Podrabinek, a former anti-communist dissident and freelance journalist, has since been criticized by Nashi, a nationalist youth movement that began under former President Vladimir Putin.

“I have received information from reliable sources that at a senior level the decision has been taken to settle scores with me by any means,” he wrote in a blog post late Monday, his first comment since going to ground several days ago.

“For the time being, in the interests of security, I am limiting my contact,” he said.

Nashi said Tuesday it would picket Podrabinek’s Moscow’s home, accusing him according to Interfax news agency of “defiling the honor of veterans of the Great Patriotic War,” the name by which Russians refer to World War Two.

Nashi denies threatening Podrabinek, but demands an apology. It styles itself as a democratic, anti-fascist movement but has been accused by critics of engaging in harassment and intimidation.

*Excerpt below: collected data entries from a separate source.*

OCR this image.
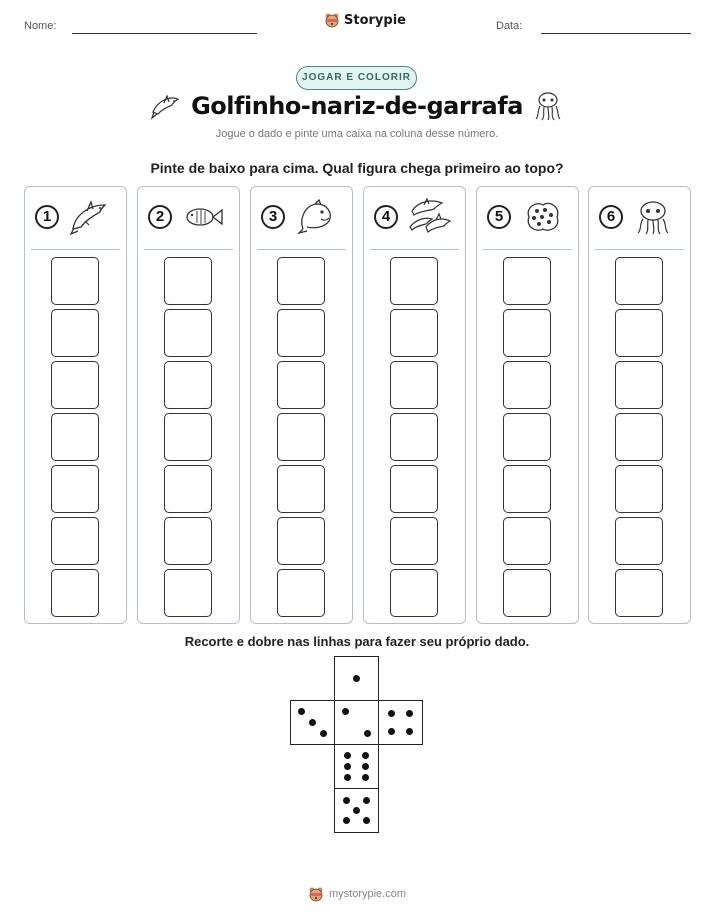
Nome:	Storypie	Data:
JOGAR E COLORIR
Golfinho-nariz-de-garrafa
Jogue o dado e pinte uma caixa na coluna desse número.
Pinte de baixo para cima. Qual figura chega primeiro ao topo?
1	2	3	4	5	6
Recorte e dobre nas linhas para fazer seu próprio dado.
mystorypie.com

New York-based press watchdog the Committee to Protect Journalists (CPJ) ranks Russia the world’s third most dangerous country for journalists, with 17 killed since 2000 including Kremlin critic Anna Politkovskaya in 2006.

Paris-based Reporters Without Borders Sunday called for an end to the “hate campaign.”

“The authorities must appeal for calm and curb this outburst of fury,” the press watchdog said. “A man’s life and respect for free expression in Russia are both at stake.”

“This episode highlights how difficult it is in Russia today to challenge the official version of what happened during the Soviet era,” it said in a press release.

Critics accuse Russia’s leadership of trying to rehabilitate Soviet history, glossing over Stalinist mass deportations, gulag labor camps and repressions in order to strengthen a sense of patriotism.

In his article, Podrabinek wrote that the Soviet past was “bloody, false and shameful.”

“The Soviet Union was not that country you portrayed in school textbooks and your lying media,” he said.

The Moscow grill restaurant changed its name to “Soviet” earlier this month, saying it had been threatened with a fine.